Monsieur le président, madame la secrétaire d'État, mes chers collègues, chacun aura compris les enjeux du débat que nous menons aujourd’hui, portant sur la fiscalité des énergies alternatives.
À l’heure où nos collègues de l’Assemblée nationale se prononcent sur le projet de loi portant engagement national pour l'environnement, dit Grenelle II, texte censé favoriser en particulier le développement des énergies nouvelles, les orientations données à cette fiscalité et en termes de financement sont stratégiques : nous devons aborder cette question sans tabou.
Je rappelle d’abord que la création de l’imposition forfaitaire sur les entreprises de réseaux, l’IFER, est un effet collatéral de la suppression de la taxe professionnelle : en tant qu’élus des collectivités territoriales, nous nous étions déjà fait l’écho dans cet hémicycle des craintes légitimes qui s’exprimaient, et restent toujours très vives, au sein de nos territoires, en termes de retombées pour les finances locales.
Actuellement, il existe deux positions inconciliables.
Pour les uns, en particulier pour le Gouvernement ainsi que pour M. le président de la commission des finances et M. le rapporteur général, le tarif applicable à l’IFER sur les éoliennes doit être égal à celui qui vise les autres modes de production, notamment les centrales nucléaires, les centrales thermiques à flamme et les centrales hydrauliques, soit de 2, 913 euros par kilowatt de puissance installée. L’objectif affiché est la « neutralité des modes de production ». C’est la position qui a été tranchée par la commission mixte paritaire.
Pour les autres, qui représentent une majorité au Sénat, il convient d’instituer un tarif fortement majoré – il serait multiplié par plus de 2, 7 ! – pour les installations de production d’énergie d’origine éolienne, soit 8 euros par kilowatt de puissance installée. En l’occurrence, l’objectif affiché est la neutralité pour les recettes des collectivités territoriales.

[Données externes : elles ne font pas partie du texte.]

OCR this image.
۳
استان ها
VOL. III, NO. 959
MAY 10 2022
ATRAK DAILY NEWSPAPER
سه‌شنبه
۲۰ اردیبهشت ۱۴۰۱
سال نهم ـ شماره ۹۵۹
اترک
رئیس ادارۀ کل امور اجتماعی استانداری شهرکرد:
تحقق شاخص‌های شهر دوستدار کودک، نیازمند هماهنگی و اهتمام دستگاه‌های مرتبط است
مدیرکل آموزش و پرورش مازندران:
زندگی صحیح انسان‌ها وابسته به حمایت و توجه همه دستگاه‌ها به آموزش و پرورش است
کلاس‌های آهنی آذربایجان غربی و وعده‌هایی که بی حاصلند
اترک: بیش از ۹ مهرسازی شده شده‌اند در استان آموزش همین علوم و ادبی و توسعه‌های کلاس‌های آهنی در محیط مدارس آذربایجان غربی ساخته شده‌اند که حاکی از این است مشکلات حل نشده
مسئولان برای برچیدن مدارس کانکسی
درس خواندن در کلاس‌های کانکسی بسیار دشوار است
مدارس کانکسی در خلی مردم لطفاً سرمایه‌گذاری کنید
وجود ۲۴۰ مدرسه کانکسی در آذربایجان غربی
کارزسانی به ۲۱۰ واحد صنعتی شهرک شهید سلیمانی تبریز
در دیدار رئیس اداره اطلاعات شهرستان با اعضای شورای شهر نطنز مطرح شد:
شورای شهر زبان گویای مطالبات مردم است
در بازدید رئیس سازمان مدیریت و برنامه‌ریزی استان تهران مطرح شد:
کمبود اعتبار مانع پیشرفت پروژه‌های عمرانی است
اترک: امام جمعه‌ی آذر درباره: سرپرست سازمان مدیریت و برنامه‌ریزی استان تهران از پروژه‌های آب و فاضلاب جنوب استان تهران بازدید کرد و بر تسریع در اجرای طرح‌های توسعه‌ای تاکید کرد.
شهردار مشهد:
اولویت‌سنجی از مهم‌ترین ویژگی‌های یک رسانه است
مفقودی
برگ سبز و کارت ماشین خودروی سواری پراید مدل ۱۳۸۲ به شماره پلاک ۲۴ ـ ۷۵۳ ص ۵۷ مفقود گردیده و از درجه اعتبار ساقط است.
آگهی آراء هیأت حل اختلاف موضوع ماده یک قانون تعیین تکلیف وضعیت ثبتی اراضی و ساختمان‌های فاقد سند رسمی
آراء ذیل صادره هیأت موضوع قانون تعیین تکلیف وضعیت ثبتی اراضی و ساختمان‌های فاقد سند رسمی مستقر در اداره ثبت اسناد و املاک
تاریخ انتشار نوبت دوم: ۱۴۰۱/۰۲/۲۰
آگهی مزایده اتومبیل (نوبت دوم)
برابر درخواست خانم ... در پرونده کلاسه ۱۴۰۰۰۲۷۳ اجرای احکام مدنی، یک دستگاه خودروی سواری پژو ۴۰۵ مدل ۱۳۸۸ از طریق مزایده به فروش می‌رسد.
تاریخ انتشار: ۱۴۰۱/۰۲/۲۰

À l’analyse de l’arbitrage rendu par la commission mixte paritaire, il apparaît qu’il n’y a aucune incidence pour les opérateurs des filières de production alternative, que l’État sort financièrement gagnant, tandis que les collectivités territoriales, que nous représentons, sont les grandes perdantes.

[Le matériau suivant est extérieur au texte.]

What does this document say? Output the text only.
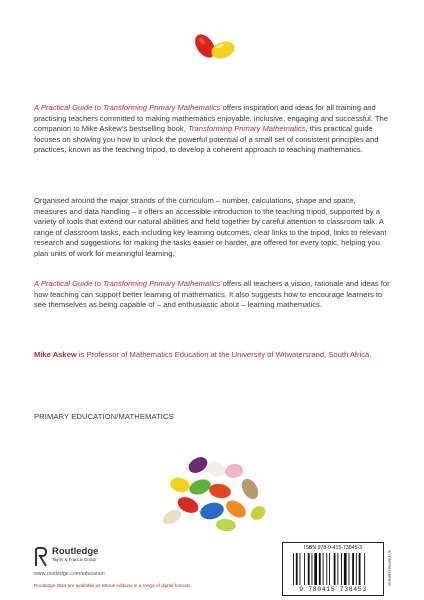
A Practical Guide to Transforming Primary Mathematics offers inspiration and ideas for all training and practising teachers committed to making mathematics enjoyable, inclusive, engaging and successful. The companion to Mike Askew’s bestselling book, Transforming Primary Mathematics, this practical guide focuses on showing you how to unlock the powerful potential of a small set of consistent principles and practices, known as the teaching tripod, to develop a coherent approach to teaching mathematics.

Organised around the major strands of the curriculum – number, calculations, shape and space, measures and data handling – it offers an accessible introduction to the teaching tripod, supported by a variety of tools that extend our natural abilities and held together by careful attention to classroom talk. A range of classroom tasks, each including key learning outcomes, clear links to the tripod, links to relevant research and suggestions for making the tasks easier or harder, are offered for every topic, helping you plan units of work for meaningful learning.

A Practical Guide to Transforming Primary Mathematics offers all teachers a vision, rationale and ideas for how teaching can support better learning of mathematics. It also suggests how to encourage learners to see themselves as being capable of – and enthusiastic about – learning mathematics.

Mike Askew is Professor of Mathematics Education at the University of Witwatersrand, South Africa.

PRIMARY EDUCATION/MATHEMATICS
Routledge
Taylor & Francis Group
www.routledge.com/education
Routledge titles are available as eBook editions in a range of digital formats
ISBN 978-0-415-73845-3
9 780415 738453
an informa business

Selon le Gouvernement lui-même, le tarif de l’IFER, tel qu’il a été fixé en commission mixte paritaire, laisse augurer pour les collectivités locales des recettes au titre de l’IFER cinq fois plus faibles que celles qui étaient perçues au titre de la taxe professionnelle !
En revanche, le budget de l’État, quant à lui, économise désormais le surplus d’imposition des opérateurs concernés, surplus autrefois à sa charge au titre du plafonnement de la taxe professionnelle à 3, 5 % de la valeur ajoutée.

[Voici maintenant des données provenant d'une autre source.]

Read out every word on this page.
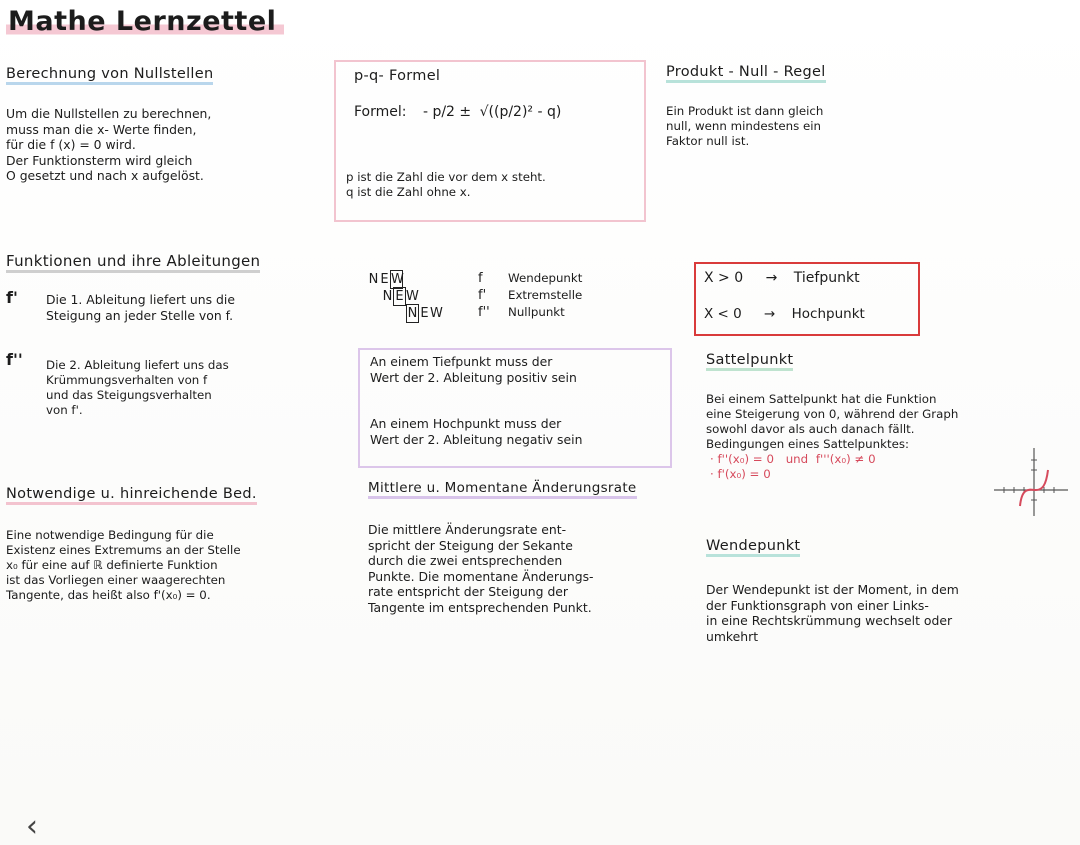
Mathe Lernzettel
Berechnung von Nullstellen
Um die Nullstellen zu berechnen,
muss man die x- Werte finden,
für die f (x) = 0 wird.
Der Funktionsterm wird gleich
O gesetzt und nach x aufgelöst.
p-q- Formel
Formel: - p/2 ± √((p/2)² - q)
p ist die Zahl die vor dem x steht.
q ist die Zahl ohne x.
Produkt - Null - Regel
Ein Produkt ist dann gleich
null, wenn mindestens ein
Faktor null ist.
Funktionen und ihre Ableitungen
f' Die 1. Ableitung liefert uns die
Steigung an jeder Stelle von f.
f'' Die 2. Ableitung liefert uns das
Krümmungsverhalten von f
und das Steigungsverhalten
von f'.
N E W	f Wendepunkt
N E W	f' Extremstelle
N EW	f'' Nullpunkt
X > 0 → Tiefpunkt
X < 0 → Hochpunkt
An einem Tiefpunkt muss der
Wert der 2. Ableitung positiv sein
An einem Hochpunkt muss der
Wert der 2. Ableitung negativ sein
Sattelpunkt
Bei einem Sattelpunkt hat die Funktion
eine Steigerung von 0, während der Graph
sowohl davor als auch danach fällt.
Bedingungen eines Sattelpunktes:
· f''(x₀) = 0 und f'''(x₀) ≠ 0
· f'(x₀) = 0
Notwendige u. hinreichende Bed.
Eine notwendige Bedingung für die
Existenz eines Extremums an der Stelle
x₀ für eine auf ℝ definierte Funktion
ist das Vorliegen einer waagerechten
Tangente, das heißt also f'(x₀) = 0.
Mittlere u. Momentane Änderungsrate
Die mittlere Änderungsrate ent-
spricht der Steigung der Sekante
durch die zwei entsprechenden
Punkte. Die momentane Änderungs-
rate entspricht der Steigung der
Tangente im entsprechenden Punkt.
Wendepunkt
Der Wendepunkt ist der Moment, in dem
der Funktionsgraph von einer Links-
in eine Rechtskrümmung wechselt oder
umkehrt
‹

Nous ne pouvons accepter cet arbitrage, qui traduit une nouvelle fois le désengagement de l’État, pis, une forme de prise en otage financière des collectivités territoriales que nous représentons !
Pour autant, nous ne nous réfugierons pas derrière cet excellent argument pour approuver la discrimination fiscale négative, et par conséquent inacceptable, des producteurs d’énergies alternatives, votée récemment par le Sénat.
Dès lors, que faire ? Il nous faut revenir à deux principes de base qui devraient recueillir un consensus.
Il s’agit, d’abord, de préserver impérativement les ressources des collectivités territoriales, qui subissent depuis trop longtemps les transferts de compétences de l’État sans bénéficier des financements correspondants : à cet égard, les orientations budgétaires annoncées récemment par le Gouvernement ne nous rassurent pas !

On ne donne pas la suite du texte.